Sustainable Built Environment Engineering

Environmental and fire safety design of built environment

It is expected that more than 60% of people in the world will live in urban areas in the early 21 century. The most important subject of the global environment issue is the CO2 emission. One third of it is caused by buildings and most part of the emission is derived from the operation of buildings over their life cycle. For the reduction of CO2 emission, our laboratory studies on energy saving and commissioning of building systems, and planning and design of sustainable buildings. In addition we analyze the influence of buildings and green zone on the urban heat island phenomenon by taking buildings as the key elements of urban areas. The fundamental studies on modeling meteorological data such as air temperature, radiation, solar illuminance and solar irradiance are also conducted in order to analyze urban comfort and reduce environmental load.

Academic Staff

Kazunori HARADA

Kazunori HARADAProfessor (Graduate School of Engineering)

Research Topics

To extend the concept of performance- based design of buildings and built-environment, methodologies for environmental control and fire safety are being studied in design, construction and maintenance stages.

Contacts

Room 482, Bldg. C1-4, Katsura Campus
TEL: +81-75-383-3273
FAX: +81-75-383-3273
E-mail: harada@archi.kyoto-u.ac.jp

Daisaku NII

Daisaku NIIAssociate Professor (Graduate School of Engineering)

Research Topics

To advance the performance-based evaluation methodology of evacuation safty planning and smoke control system in building fire, predection method of smoke behavior and risk evaluation are studied.

Contacts

Room 481, Bldg. C1-4, Katsura Campus
TEL: +81-75-383-3272
FAX: +81-75-383-3272
E-mail: nii@archi.kyoto-u.ac.jp

Research Topics

Control of thermal and luminous environment in building and built-environment space

Researches are made on control strategy of urban built-environment and buildings for desirable thermal and luminous environment. For example, to mitigate the thermal accumulation in urban area during summer, use of cross ventilation through spaces between constructions. Selection of surface coverage is also an important issue to prevent excessive solar heat gain by surface. As shown by a field measurement of courtyard space, trees reduce the temperature rise by making shadows, while artificial materials such as concrete and brick are easy to absorb solar heat to increase urban temperature.

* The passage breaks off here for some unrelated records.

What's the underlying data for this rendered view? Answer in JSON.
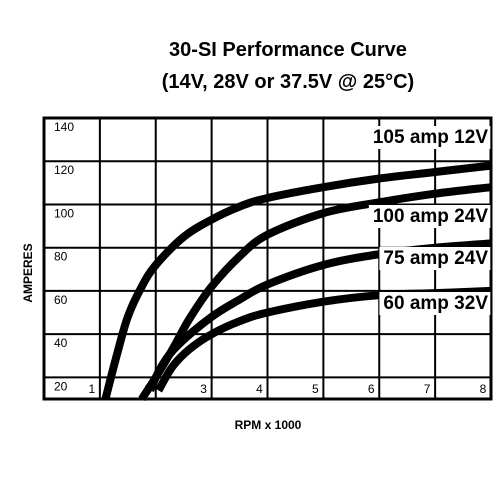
{
  "chart_data": {
    "type": "line",
    "title": "30-SI Performance Curve",
    "subtitle": "(14V, 28V or 37.5V @ 25°C)",
    "xlabel": "RPM x 1000",
    "ylabel": "AMPERES",
    "xlim": [
      1,
      8
    ],
    "ylim": [
      10,
      140
    ],
    "x_ticks": [
      1,
      2,
      3,
      4,
      5,
      6,
      7,
      8
    ],
    "y_ticks": [
      20,
      40,
      60,
      80,
      100,
      120,
      140
    ],
    "grid": true,
    "legend": "inline-labels-right",
    "series": [
      {
        "name": "105 amp 12V",
        "x": [
          1.1,
          1.3,
          1.5,
          1.75,
          2.0,
          2.5,
          3.0,
          3.5,
          4.0,
          5.0,
          6.0,
          7.0,
          8.0
        ],
        "y": [
          10,
          30,
          48,
          62,
          72,
          85,
          93,
          99,
          103,
          108,
          112,
          115,
          118
        ]
      },
      {
        "name": "100 amp 24V",
        "x": [
          1.75,
          2.0,
          2.3,
          2.6,
          3.0,
          3.5,
          4.0,
          5.0,
          6.0,
          7.0,
          8.0
        ],
        "y": [
          10,
          20,
          33,
          47,
          62,
          76,
          86,
          96,
          101,
          105,
          108
        ]
      },
      {
        "name": "75 amp 24V",
        "x": [
          1.9,
          2.1,
          2.4,
          3.0,
          3.5,
          4.0,
          5.0,
          6.0,
          7.0,
          8.0
        ],
        "y": [
          14,
          25,
          35,
          48,
          56,
          63,
          72,
          77,
          80,
          82
        ]
      },
      {
        "name": "60 amp 32V",
        "x": [
          2.05,
          2.3,
          2.6,
          3.0,
          3.5,
          4.0,
          5.0,
          6.0,
          7.0,
          8.0
        ],
        "y": [
          14,
          25,
          33,
          40,
          46,
          50,
          55,
          58,
          59,
          60
        ]
      }
    ]
  }
}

Visualization of fire safety

Fire could be a crucial disaster that kill people, but cannot be suppressed easily. One of the reasons is that; Most people believes that fire would not occur around them, and even if so, they tend to believe that they can escape easily even without knowing what will happen during fire event. As an example, a common polyurethane cushion would cause fire growth rapid enough to trap people. Research work is in progress to visualize fire hazards by experimental and theoretical modeling, and to develop safety strategies of building and built-environments.

Fire proof structures

The endurance of construction to fire depends on high-temperature behavior of construction materials. Even if the construction is made of non-combustible materials such as steel and concrete, degradation of strength and stiffness are serious problems that may lead to collapse of structures. Certain type of materials may be sensitive to fire heating, which may be destroyed in a brittle way by thermal stress and other hygro/thermal effect. On the other hands, timber structure had been thought weak to fire. However, wood can be fire resistant material after selection of wood type and combination with appropriate materials. For designing buildings and urban constructions against fire effect, research is being conducted to investigate the high temperature behavior of materials.

Spectrum-based simulation and evaluation of architectural lighting

The spectral distributions of rapidly spreading new light sources, as LED, are different from conventional fluorescent lamp and incandescent lamp. As for daylight from windows, the spectral distribution varies by blue sky and clouds. We are developing new techniques to simulate and evaluate the spatial distribution of spectral radiation in architectural lighting environments.

Daylight & meteorological observation and development of the new spectral radiometry

The building environment is influenced by various outdoor meteorological elements, e.g. temperature and humidity fluctuated by season, time and weather condition. In our daylight & meteorological observatory, we measure the building meteorological elements including solar illumination and radiation etc., to develop the weather model for design of comfortable and energy-saving buildings. On the other hand, we are developing new meteorological instruments to measure the spectral radiance distribution of a whole sky in a moment.